Entonces enfrentó a su papá, que por consentirlo tanto, aún no lo dejaba ir solo a Bucaramanga, donde vivían sus primos que si tenían televisor. Recibió la misma respuesta que aquella vez, cuando creyó posible que le comprara una bicicleta. Un no. Y esta vez no era por el peligro a que se quebrara un brazo. Simplemente no le gustaba el fútbol, aunque si la radio. “Pero para que ver las cosas por televisión, si en la radio se ve todo con la imaginación” Aceptó. Supo que eran unas palabras sabias y que esa imaginación le permitiría jugar con más situaciones que las reales. Entonces dejó pasar la vida. Siguió estudiando con su mamá y, sin visa, sin permiso y sin dinero, viajaba cada tarde a su cita con el fútbol, con ese universo que habla el mismo idioma en donde quiera que se encuentre el amante. Porque el fútbol se habla y se ama.
Y el sábado, ese sábado, la víspera de lo inolvidable, el papá llamó a Flaminio con esa sonrisa blanca y amistosa que era como su logotipo. Alabándole su juicio y obediencia en la semana, le alargó en otra sonrisa el boleto de permiso para que viajara temprano al otro día. Esa noche no durmió. Buscó en las emisoras que llegaban al dial, comentarios, vaticinios, estadísticas, entrevistas y suposiciones sobre la gran final Brasil-Italia. No se sintió obligado a ser hincha de los peninsulares, a pesar de haber leído que su apellido podía ser de la tierra de los “comepastas”. Le haría fuerza al Brasil, porque los brasileños eran suramericanos, porque jugaban mejor al fútbol y porque al fin y al cabo se es hincha del equipo que a uno se le da la gana.

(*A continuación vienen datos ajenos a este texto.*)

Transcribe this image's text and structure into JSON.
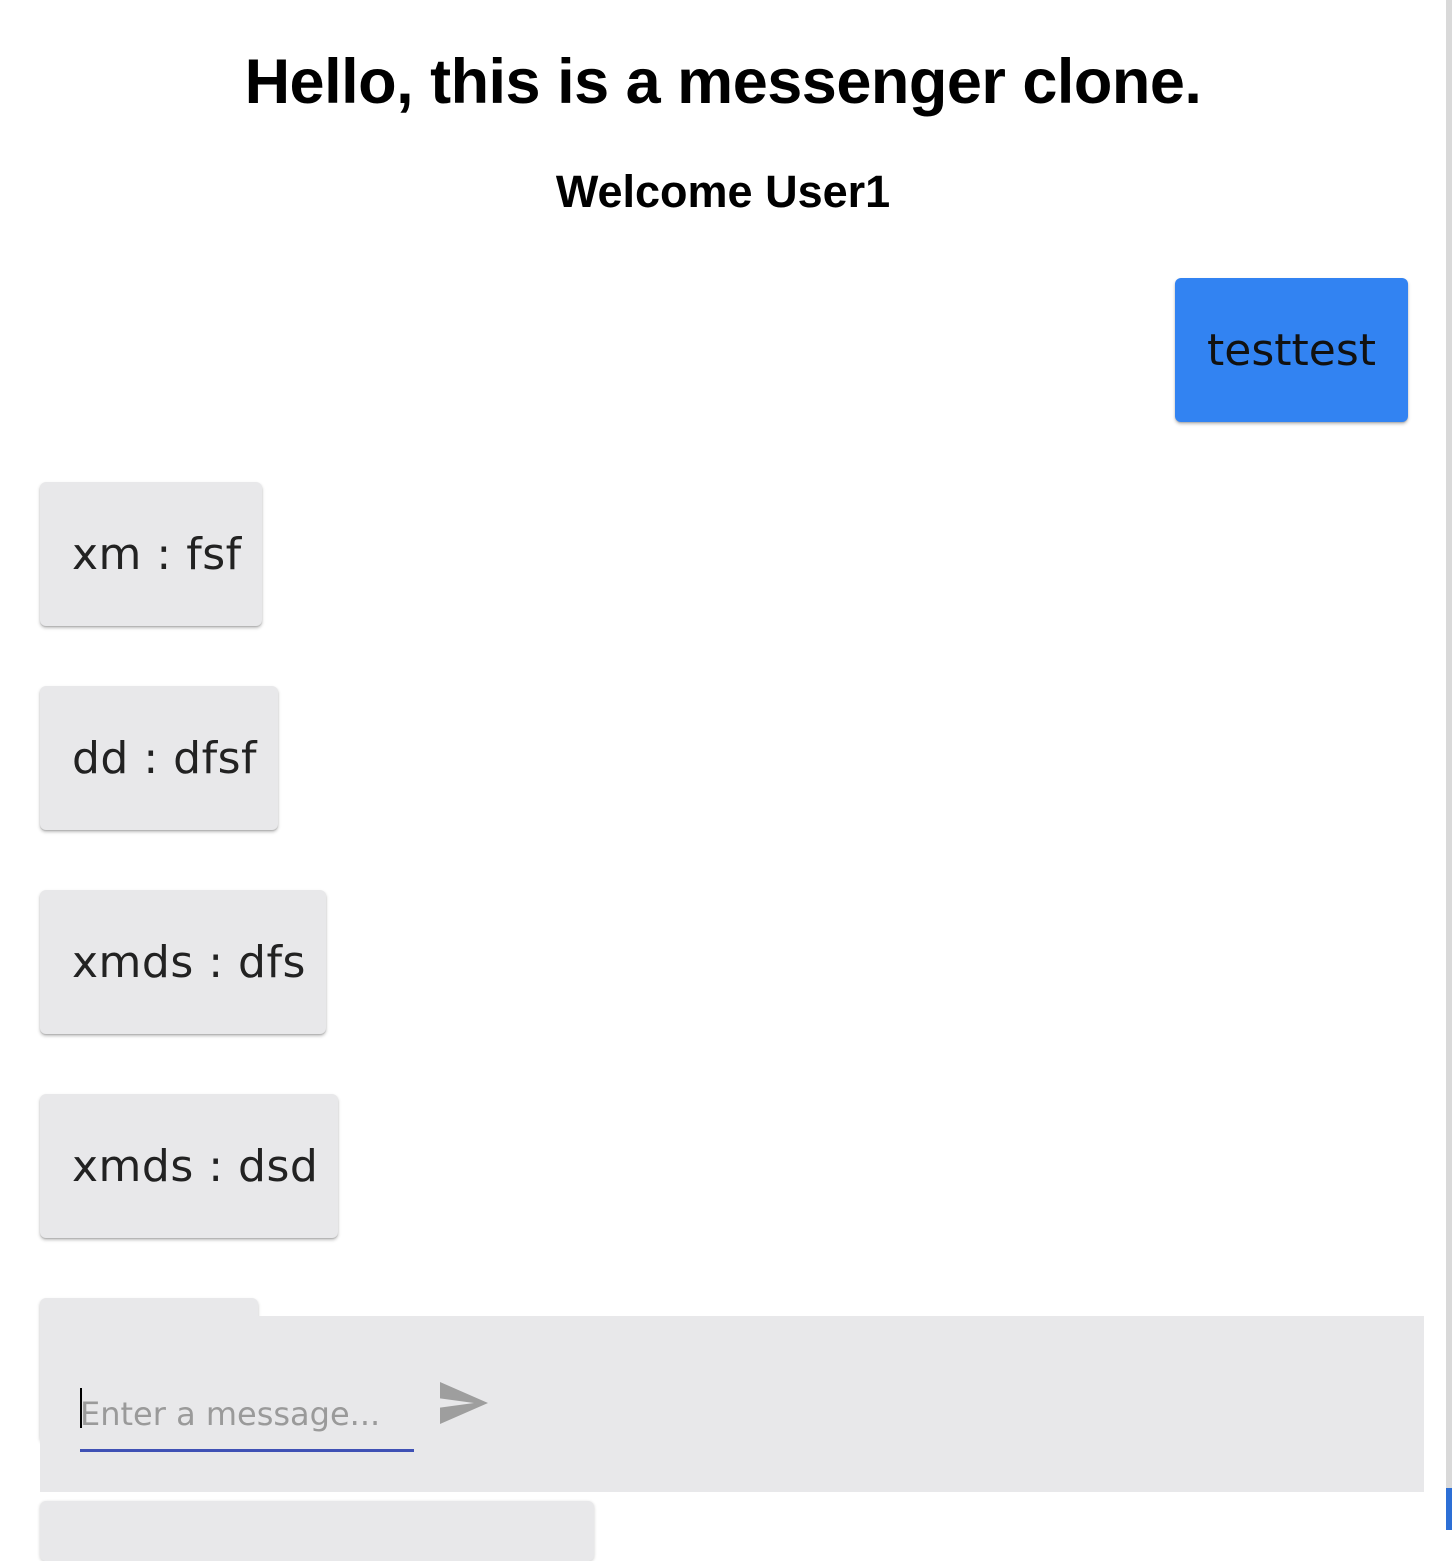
{
  "header": {
    "title": "Hello, this is a messenger clone.",
    "welcome": "Welcome User1"
  },
  "messages": [
    {
      "text": "testtest",
      "own": true
    },
    {
      "text": "xm : fsf",
      "own": false
    },
    {
      "text": "dd : dfsf",
      "own": false
    },
    {
      "text": "xmds : dfs",
      "own": false
    },
    {
      "text": "xmds : dsd",
      "own": false
    }
  ],
  "composer": {
    "placeholder": "Enter a message...",
    "value": "",
    "send_icon": "send-icon"
  },
  "colors": {
    "own_bubble": "#3283f2",
    "other_bubble": "#e8e8ea",
    "input_underline": "#3f51b5"
  }
}
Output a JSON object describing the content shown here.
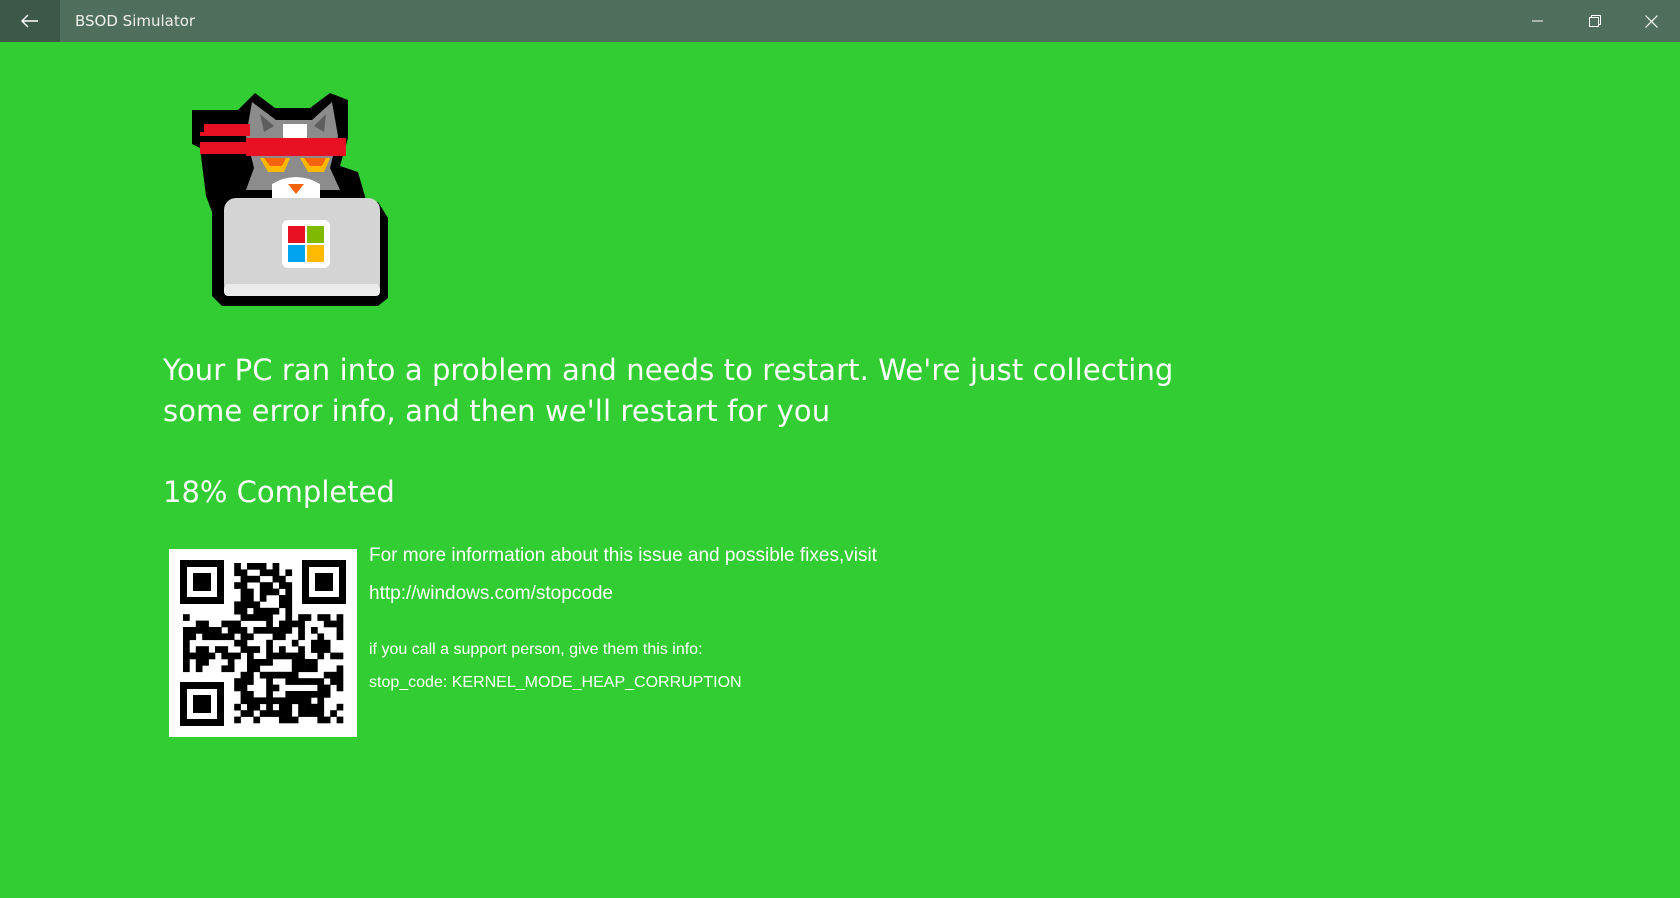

No pudo viajar en el cacharro de su tío, porque esa tarde sabatina rompió una “principal” y entonces se embarcó entre bultos, cantinas y cuarenta y seis pasajeros, la carga del camión lechero; bajó “La Cristalina” sin el miedo de otras veces –una pendiente de cuarenta grados causa terronera a cualquiera- y al pasar por Rionegro, su pueblito, les contó orgulloso a sus otros primos, que iba rumbo a la ciudad, para ver la final por televisión.
Llegó casi al medio día, todo porque antes ayudó a descargar el camión buscando una propina que nunca llegó. Saludó a su tía y a su abuelita, pero no quiso almorzar, porque mas tardecito le iban a brindar un exquisito plato futbolero, servido en una cacerola rectangular que se apoyaba en cuatro patas oblicuas y que sostenía en todo lo alto una bailarina de porcelana, repetida en todas las casas que poseían televisor.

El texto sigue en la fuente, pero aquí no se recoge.